Bab 15 - Hilang Harap

5.1K 551 71
                                    

Tidak selamanya segala sesuatu yang di awali oleh ‘katanya’ akan sesuai dengan kenyataan yang ada. Sama seperti yang di rasakan Adisha saat ini. Berbagai tanda tanya dan belenggu yang ia pikul di pundak terasa begitu berat.

Apa yang sebenarnya terjadi dan tidak ia sadari? Apa yang sebenarnya Gibran tutupi? Belum sampai ke pelaminan saja derita yang ia rasakan sudah sangat nyata. Lalu bagaimana kedepannya? Apa akan ada hal mengejutkan lain yang nantinya Adisha terima? Entahlah, semua hanya tinggal menunggu waktu saja.

“Minum dulu, saya gak mau kamu kekurangan cairan gara-gara kebanyakan nangis.”

Adisha meraih air mineral botol itu. “Terima kasih Pak.”
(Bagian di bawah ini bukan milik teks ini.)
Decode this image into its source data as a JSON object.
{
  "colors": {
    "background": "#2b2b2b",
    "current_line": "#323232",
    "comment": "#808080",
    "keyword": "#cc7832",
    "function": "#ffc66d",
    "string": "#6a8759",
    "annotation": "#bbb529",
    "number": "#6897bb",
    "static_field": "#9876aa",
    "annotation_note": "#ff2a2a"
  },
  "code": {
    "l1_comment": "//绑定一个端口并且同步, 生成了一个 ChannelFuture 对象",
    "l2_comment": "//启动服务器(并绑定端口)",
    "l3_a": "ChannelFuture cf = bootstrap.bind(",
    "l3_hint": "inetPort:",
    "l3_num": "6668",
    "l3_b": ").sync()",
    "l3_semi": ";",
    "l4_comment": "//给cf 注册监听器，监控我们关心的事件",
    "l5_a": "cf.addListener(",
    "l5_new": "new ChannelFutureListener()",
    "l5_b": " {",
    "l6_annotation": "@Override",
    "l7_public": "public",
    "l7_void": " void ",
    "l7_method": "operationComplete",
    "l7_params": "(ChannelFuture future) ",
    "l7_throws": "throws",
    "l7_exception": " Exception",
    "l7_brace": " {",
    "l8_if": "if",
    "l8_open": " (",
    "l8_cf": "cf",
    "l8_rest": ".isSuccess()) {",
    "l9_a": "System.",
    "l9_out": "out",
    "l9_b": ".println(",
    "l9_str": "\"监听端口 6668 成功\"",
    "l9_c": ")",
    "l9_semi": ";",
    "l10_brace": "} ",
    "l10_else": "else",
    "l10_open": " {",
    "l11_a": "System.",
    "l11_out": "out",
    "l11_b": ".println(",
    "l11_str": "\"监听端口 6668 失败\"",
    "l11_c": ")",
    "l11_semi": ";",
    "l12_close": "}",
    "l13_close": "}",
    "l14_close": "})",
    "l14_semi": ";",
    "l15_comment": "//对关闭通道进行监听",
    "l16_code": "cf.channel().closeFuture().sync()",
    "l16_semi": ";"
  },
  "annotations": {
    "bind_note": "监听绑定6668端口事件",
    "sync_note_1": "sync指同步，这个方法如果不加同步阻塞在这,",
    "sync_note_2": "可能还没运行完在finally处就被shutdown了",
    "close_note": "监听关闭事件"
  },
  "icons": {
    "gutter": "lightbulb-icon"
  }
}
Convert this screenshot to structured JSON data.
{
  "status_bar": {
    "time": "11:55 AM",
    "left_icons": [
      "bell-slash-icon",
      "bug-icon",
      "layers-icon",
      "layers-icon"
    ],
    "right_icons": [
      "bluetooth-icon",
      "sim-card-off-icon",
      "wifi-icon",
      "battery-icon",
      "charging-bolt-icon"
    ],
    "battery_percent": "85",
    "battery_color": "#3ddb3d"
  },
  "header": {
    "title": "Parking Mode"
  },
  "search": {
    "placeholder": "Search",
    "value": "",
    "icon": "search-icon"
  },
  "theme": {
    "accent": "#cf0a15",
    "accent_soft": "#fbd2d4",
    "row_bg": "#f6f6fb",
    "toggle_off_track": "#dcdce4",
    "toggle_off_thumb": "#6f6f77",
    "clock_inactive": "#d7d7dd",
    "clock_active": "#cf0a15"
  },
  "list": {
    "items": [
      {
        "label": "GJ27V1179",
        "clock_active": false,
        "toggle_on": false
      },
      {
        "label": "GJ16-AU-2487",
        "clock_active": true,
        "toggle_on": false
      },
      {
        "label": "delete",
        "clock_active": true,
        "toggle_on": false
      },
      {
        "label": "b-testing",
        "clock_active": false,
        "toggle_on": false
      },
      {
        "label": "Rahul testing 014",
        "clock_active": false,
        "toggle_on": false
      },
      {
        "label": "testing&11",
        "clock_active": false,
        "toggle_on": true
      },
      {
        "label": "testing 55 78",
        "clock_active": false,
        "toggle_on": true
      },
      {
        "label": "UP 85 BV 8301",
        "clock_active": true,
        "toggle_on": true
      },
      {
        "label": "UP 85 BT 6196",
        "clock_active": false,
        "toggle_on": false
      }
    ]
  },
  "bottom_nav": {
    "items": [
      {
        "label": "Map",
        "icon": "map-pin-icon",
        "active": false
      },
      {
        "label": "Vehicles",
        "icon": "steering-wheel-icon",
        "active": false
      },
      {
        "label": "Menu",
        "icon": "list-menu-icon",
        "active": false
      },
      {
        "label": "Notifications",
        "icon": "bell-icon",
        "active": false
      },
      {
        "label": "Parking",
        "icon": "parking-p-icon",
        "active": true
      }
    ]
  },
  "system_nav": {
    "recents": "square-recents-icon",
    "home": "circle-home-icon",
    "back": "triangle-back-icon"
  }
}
Setelah pergi ke rooftop tadi, Wildan mengajak Adisha ke Masjid untuk melaksanakan rukun islam kedua. Mereka melaksanakan sholat Magrib di Masjid Ar-Rahman yang masih satu kawasan dengan Mall.

Tring..

Tring..

Tring..

Ponsel Wildan berbunyi, ternyata ada panggilan masuk dari kontak bernama Zahra. Keningnya mengerut heran, tidak biasanya Zahra menghubungi secara pribadi seperti ini.

“Halo assalamu'alaikum.”

“Wa'alaikumussalam Mas Wildan, maaf kalau mengganggu waktunya.”

“Ada apa?” Tanya Wildan tanpa basa-basi seperti biasanya.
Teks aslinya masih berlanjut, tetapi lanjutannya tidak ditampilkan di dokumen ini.